I don't think you really have to worry about themes of love, as long as you have covered poetry over different times. Then you look for similarities between the set poetry and the poetry you have read for wider reading.

I am doing:

The Miller's Tale, Chaucer
One day I wrote her name upon the strand, Spenser
To His Coy Mistress, Marvell
When We Two Parted- Lord Byron

And I'm not too sure about the others yet. Probably Carol Ann Duffy and Elizabeth Jennings and maybe a Keats. :smile:

I only have two days left to cram all of this into my brain...
(edited 10 years ago)
Reply 18
Original post by NinjaNerdfighter
Do you lot tend to mention literary time period a lot in your essays? Cause we got given a sheet on postmodernism and that is literally all we have been taught about time period. We normally get told to mention more general context stuff, like attitudes to sex.

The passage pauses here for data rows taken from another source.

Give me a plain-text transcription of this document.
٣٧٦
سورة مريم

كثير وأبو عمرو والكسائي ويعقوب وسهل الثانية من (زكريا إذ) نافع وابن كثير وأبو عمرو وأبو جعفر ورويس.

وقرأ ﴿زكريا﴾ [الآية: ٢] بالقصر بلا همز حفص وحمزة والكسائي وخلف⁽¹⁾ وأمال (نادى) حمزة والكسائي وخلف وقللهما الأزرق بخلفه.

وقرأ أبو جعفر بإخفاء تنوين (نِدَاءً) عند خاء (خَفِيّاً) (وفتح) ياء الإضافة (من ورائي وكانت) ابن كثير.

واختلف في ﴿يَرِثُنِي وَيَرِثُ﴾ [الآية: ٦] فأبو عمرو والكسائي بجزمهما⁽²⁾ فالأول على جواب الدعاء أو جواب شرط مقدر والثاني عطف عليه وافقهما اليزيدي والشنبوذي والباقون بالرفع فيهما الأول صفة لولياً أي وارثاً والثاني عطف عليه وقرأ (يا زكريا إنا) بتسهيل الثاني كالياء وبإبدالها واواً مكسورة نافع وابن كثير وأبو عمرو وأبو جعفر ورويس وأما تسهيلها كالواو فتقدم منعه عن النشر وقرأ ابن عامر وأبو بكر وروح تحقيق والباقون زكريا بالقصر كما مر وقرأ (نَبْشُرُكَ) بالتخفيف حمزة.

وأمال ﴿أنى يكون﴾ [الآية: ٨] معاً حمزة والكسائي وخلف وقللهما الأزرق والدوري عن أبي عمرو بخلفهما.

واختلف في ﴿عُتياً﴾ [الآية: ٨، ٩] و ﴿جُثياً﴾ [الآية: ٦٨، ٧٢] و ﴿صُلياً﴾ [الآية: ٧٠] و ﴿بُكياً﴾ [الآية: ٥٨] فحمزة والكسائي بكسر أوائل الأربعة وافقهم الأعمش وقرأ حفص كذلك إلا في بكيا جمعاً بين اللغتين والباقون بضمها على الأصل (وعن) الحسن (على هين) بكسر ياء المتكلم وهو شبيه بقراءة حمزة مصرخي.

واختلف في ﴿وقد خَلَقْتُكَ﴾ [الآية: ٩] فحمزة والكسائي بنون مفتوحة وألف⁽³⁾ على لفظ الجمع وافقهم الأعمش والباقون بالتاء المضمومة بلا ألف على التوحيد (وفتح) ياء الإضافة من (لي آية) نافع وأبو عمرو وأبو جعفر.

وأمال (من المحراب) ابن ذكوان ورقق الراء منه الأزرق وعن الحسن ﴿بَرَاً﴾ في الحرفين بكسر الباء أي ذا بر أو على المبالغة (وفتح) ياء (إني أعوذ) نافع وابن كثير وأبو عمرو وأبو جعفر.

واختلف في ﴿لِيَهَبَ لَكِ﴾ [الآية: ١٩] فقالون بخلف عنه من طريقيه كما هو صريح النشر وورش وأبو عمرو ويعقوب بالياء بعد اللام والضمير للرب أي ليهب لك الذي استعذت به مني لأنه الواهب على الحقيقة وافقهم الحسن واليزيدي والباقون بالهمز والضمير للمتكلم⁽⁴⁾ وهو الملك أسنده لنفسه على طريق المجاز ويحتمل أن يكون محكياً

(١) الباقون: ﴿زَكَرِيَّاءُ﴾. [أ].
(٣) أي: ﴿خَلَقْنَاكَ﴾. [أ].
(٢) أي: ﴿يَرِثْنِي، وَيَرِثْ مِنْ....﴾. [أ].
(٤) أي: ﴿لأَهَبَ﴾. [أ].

I was told not to worry too much about context, unless it is really relevant.
Reply 19
Original post by spwills
I don't think you really have to worry about themes of love, as long as you have covered poetry over different times. Then you look for similarities between the set poetry and the poetry you have read for wider reading.

I am doing:

The Miller's Tale, Chaucer
One day I wrote her name upon the strand, Spenser
To His Coy Mistress, Marvell
When We Two Parted- Lord Byron

And I'm not too sure about the others yet. Probably Carol Ann Duffy and Elizabeth Jennings and maybe a Keats. :smile:

I only have two days left to cram all of this into my brain...


Thank you! We did to his coy mistress and when we two parted so I might look over them I'm just panicking something will come up and I won't be able to relate anything. Are you doing roughly about 5 texts for each prose poetry and drama?